You might be asking yourself “What is the feminine mystique?”. Betty Friedan coined this term as being society’s belief that all women should and could find fulfilment through domestic shores, kids, and a stable marriage. It strengthened the notion that true femininity could never be associated with a career or a political voice, instead it was set solely on the domestic level. It reduced being a woman to being a housewife. However, some women could not live up to the feminine mystique, others did not want to. It denied them of their basic human need to grow. And to the unhappiness and frustration that this caused, Friedan called it “the problem that has no name”.

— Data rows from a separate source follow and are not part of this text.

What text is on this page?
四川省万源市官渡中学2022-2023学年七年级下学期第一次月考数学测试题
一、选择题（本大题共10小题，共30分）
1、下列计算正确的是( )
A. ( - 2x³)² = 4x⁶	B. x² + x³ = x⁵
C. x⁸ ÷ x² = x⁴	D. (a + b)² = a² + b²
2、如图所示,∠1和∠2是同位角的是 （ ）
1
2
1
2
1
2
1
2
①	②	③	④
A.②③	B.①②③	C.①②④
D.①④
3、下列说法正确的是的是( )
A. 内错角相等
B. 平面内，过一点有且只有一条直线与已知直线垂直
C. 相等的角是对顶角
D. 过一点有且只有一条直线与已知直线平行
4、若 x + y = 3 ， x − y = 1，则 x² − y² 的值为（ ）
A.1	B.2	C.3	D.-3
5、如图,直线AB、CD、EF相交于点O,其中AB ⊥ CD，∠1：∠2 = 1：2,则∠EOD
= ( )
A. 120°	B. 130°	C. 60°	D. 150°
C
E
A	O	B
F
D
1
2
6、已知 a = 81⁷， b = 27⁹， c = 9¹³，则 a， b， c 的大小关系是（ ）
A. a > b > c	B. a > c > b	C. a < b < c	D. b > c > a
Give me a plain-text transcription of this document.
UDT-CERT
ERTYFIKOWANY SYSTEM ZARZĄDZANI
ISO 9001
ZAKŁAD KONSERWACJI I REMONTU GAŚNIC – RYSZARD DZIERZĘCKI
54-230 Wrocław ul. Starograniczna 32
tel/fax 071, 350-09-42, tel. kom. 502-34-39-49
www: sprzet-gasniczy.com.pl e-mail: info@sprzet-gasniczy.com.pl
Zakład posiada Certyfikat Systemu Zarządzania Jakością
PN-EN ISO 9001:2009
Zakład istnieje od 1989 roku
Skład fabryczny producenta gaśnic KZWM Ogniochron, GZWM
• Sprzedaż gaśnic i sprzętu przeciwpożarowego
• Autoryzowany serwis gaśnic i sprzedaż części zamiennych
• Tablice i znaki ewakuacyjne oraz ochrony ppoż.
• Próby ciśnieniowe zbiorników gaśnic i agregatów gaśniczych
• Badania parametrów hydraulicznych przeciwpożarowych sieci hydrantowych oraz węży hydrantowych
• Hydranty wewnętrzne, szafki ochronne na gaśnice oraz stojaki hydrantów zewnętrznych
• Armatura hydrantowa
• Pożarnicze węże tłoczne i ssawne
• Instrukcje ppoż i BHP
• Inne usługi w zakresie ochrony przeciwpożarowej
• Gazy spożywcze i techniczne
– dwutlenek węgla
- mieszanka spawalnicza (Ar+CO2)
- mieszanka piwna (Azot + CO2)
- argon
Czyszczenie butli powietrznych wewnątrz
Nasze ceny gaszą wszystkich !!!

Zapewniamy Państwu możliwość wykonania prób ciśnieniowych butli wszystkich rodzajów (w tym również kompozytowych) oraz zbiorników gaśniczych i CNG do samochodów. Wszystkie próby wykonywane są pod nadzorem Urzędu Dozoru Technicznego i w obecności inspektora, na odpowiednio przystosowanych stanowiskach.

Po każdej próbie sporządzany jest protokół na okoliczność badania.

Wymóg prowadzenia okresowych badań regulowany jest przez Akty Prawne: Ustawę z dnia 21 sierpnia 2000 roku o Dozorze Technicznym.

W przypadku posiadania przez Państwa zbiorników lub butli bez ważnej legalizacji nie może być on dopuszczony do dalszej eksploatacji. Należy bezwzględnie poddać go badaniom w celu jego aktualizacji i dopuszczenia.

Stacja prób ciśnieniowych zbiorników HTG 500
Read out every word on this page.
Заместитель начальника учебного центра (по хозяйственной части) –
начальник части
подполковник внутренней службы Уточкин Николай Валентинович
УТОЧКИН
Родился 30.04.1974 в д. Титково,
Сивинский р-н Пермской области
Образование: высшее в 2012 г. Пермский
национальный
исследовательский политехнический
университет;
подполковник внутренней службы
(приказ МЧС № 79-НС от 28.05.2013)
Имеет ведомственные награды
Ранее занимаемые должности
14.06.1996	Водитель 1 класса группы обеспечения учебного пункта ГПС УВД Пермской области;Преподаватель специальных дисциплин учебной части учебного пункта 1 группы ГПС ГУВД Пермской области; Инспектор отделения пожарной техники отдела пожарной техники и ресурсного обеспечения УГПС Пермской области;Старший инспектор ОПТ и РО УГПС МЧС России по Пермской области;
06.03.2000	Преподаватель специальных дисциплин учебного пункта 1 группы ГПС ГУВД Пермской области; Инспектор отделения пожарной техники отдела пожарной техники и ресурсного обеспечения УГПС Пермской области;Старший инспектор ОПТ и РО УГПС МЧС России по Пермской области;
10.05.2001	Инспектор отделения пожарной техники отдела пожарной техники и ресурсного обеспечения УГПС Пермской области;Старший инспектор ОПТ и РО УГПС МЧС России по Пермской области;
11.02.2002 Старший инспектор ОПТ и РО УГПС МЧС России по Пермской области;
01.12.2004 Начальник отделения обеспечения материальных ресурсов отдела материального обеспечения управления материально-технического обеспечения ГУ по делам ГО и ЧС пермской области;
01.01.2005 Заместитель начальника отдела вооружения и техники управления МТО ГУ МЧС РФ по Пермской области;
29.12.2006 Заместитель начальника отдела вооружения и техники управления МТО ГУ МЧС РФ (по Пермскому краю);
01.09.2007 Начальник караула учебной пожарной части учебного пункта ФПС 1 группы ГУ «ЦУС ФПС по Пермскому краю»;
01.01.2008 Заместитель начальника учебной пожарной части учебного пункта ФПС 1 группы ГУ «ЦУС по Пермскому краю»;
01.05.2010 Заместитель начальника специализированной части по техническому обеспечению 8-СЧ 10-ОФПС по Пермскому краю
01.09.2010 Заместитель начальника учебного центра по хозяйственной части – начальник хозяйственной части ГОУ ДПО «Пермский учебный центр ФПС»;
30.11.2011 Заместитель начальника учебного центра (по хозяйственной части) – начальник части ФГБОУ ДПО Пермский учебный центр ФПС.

The feminine mystique is not something straight out of Friedan’s mind, it was confirmed by multiple statistics. By the end of 1950, 14 million women were getting engaged by seventeen, and the average age of marriage had dropped to 20. The number of women in college dropped from 47% in 1920 to 35% in 1958. During the mid-1950s, 60 percent of female students dropped out of college to get married

The American housewife who properly performed her domestic duties was deemed by the American media to be the envy of women throughout the world. And American corporations knew how to take advantage of this, by making women believe that if they bought certain things, they could achieve true femeninity and reach satisfaction. The chapter “The sexual sell” addressed this subject and remains relevant to this day. Stephanie Coontz writes that her students “responded viscerally” to that chapter that spoke to their own feelings of being under pressure to buy consumer goods and “to present themselves as objects to be consumed.”

Despite the progressive ideas it defended, there were some problems with this book, being deemed as homophobic, racist and classist in later years. Friedan wrote the book only from her perspective, the perspective of a rich white woman, not considering or addressing the problems of African American women, low-income households, and many more. Another issue is the fact that she manages to write an entire book shaming society for their views towards women without discussing its laws, like how it was legal to discriminate based on sex when hiring.

However, in a strange way, these faults were what made the book so great. Its personal level is what gives the book such a gut-punching power. At his core, it is a cry of rage about how women were seen in society, how they were kept out from the mainstream American professional life, about how they were held to impossible high standards, that they didn’t even want to achieve in the first place, but were led to think they had to. This authority defying book was about frustration, ambition, dedication, fighting injustices, but above all it was about feminism.